# TB decals rec'd !



## Waterwings (Oct 4, 2008)

Rec'd the new TinBoats decals today, and already applied 3 (kept 1 out of the 4 for a spare):

1 applied on the port and stbd quarters of the boat:






1 on rear truck window:






These new decals are sharp! 8)


----------



## browndog (Oct 4, 2008)

where and how do we get those?very cool


----------



## SlimeTime (Oct 4, 2008)

They are great looking decals! I plan to get a couple, just been too hectic lately. I doubt I'll put 'em on my crappy truck.....might raise it's value enough to make it a theft-risk :LMFAO:

ST


----------



## shamoo (Oct 4, 2008)

Very Very Nice =D>, Mr. WW How would I obtain a couple of these bad boyz?


----------



## SlimeTime (Oct 4, 2008)

shamoo said:


> Very Very Nice =D>, Mr. WW How would I obtain a couple of these bad boyz?

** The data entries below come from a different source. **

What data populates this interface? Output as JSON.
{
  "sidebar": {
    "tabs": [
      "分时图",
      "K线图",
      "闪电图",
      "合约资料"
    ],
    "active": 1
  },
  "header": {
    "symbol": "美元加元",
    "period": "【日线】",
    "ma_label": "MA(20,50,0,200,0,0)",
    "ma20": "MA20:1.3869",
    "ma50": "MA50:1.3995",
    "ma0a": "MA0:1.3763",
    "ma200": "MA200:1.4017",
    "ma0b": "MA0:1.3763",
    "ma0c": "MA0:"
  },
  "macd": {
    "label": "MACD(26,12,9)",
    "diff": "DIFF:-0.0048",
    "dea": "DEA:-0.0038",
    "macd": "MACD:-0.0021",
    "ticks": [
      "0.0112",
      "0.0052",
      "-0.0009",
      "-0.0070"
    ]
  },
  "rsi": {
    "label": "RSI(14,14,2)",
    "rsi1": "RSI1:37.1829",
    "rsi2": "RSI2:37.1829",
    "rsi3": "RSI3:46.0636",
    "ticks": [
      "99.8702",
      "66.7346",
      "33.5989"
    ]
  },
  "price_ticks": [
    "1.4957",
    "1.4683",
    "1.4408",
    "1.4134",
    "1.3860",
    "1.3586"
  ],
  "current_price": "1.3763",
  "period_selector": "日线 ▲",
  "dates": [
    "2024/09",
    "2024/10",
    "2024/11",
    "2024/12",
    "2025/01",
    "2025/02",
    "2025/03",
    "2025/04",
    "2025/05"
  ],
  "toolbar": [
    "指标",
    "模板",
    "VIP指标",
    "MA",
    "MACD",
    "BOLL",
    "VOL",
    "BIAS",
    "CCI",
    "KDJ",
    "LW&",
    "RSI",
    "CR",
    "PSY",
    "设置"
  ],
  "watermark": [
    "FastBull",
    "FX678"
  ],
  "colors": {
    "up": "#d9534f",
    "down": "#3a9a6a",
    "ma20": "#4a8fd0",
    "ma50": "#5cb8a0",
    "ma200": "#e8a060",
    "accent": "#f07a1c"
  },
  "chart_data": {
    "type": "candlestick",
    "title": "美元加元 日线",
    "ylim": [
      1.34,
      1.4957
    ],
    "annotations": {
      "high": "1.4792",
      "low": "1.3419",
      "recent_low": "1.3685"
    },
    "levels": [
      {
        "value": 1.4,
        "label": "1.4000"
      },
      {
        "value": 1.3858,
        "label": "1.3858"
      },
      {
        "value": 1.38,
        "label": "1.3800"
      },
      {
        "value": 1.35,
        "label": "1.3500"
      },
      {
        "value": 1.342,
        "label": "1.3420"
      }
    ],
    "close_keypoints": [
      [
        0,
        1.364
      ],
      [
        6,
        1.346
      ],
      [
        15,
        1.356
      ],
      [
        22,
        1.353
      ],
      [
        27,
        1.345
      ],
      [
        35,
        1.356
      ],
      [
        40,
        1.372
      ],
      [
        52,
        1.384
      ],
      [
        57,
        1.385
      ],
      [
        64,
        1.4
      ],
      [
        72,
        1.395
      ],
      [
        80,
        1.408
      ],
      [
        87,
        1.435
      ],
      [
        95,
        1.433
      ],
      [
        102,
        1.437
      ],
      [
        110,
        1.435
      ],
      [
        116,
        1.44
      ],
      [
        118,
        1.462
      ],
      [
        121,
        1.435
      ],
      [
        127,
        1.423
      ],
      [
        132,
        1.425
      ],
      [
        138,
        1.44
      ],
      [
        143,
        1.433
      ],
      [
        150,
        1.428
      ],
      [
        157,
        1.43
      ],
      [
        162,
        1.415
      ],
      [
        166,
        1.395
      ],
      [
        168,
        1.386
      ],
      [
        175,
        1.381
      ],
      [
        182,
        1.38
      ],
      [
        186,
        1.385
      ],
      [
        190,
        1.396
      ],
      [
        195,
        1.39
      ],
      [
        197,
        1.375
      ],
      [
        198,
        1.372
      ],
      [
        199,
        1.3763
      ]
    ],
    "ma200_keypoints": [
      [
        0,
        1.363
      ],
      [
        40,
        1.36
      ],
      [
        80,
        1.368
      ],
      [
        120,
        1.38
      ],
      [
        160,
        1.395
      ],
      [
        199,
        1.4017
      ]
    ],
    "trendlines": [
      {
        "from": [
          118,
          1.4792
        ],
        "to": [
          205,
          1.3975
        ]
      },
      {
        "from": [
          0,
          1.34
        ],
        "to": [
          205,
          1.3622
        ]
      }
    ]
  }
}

https://www.tinboats.net/forum/viewtopic.php?f=1&t=4938

ST


----------



## browndog (Oct 4, 2008)

i just pm'ed jim for two of them.


----------



## shamoo (Oct 4, 2008)

Thank-you Mr. ST, how the heck I miss that? I just ordered two like Mr. browndog.


----------



## Waterwings (Oct 4, 2008)

You're gonna like 'em! 8)


----------



## Popeye (Oct 5, 2008)

Is the back of those sticky like a bumper sticker or is it just vinyl? I need to get some of those.


----------



## phased (Oct 5, 2008)

They are peel and stick like a bumper sticker.


----------



## Waterwings (Oct 5, 2008)

flounderhead59 said:


> Is the back of those sticky like a bumper sticker or is it just vinyl? I need to get some of those.




Quality vinyl decals.





I'm real picky about the type of stickers I put on my stuff (that's why I have very few), and the new TB decals exceed my quality check 8)


----------



## Zum (Oct 5, 2008)

I still havn't put mine on anything yet.
One going to have to go on my ol truck and the other on a camoed boat.
Hope they show up good.


----------



## Waterwings (Oct 5, 2008)

Zum said:


> I still havn't put mine on anything yet.
> One going to have to go on my ol truck and the other on a camoed boat.
> Hope they show up good.




What size did you get? Is the trailer camo?


----------



## Zum (Oct 5, 2008)

I think a med. and a small.
Trailer not camoed...just want people to see it.


----------



## Waterwings (Oct 14, 2008)

Zum said:


> I think a med. and a small.
> Trailer not camoed..._just want people to see it_.



Concur on that! 8) 


:?: . Anyone else get their decals mounted to their tow vehicles or boat/trailer!?


----------



## Popeye (Oct 14, 2008)

As soon as I get them one goes on the truck (it will be my first stucker not counting my Popeye or the 3 bullet holes) and one on the boat (motor maybe). Not sure where I'll put the third one. Might stick one on a BPS boat. :lol:


----------



## Waterwings (Oct 14, 2008)

flounderhead59 said:


> As soon as I get them one goes on the truck (it will be my first stucker not counting my Popeye or the 3 bullet holes) and one on the boat (motor maybe). Not sure where I'll put the third one. Might stick one on a BPS boat. :lol:


----------



## phased (Oct 15, 2008)

I put the 11 incher on the back glass of my tow vehicle. If (when) I get finished with my boat mods I have two med. and two smalls to put on the boat and trailer. Tried to take a pic of the one on my truck but three tries and all I got was a glare. Great looking decals Jim!


----------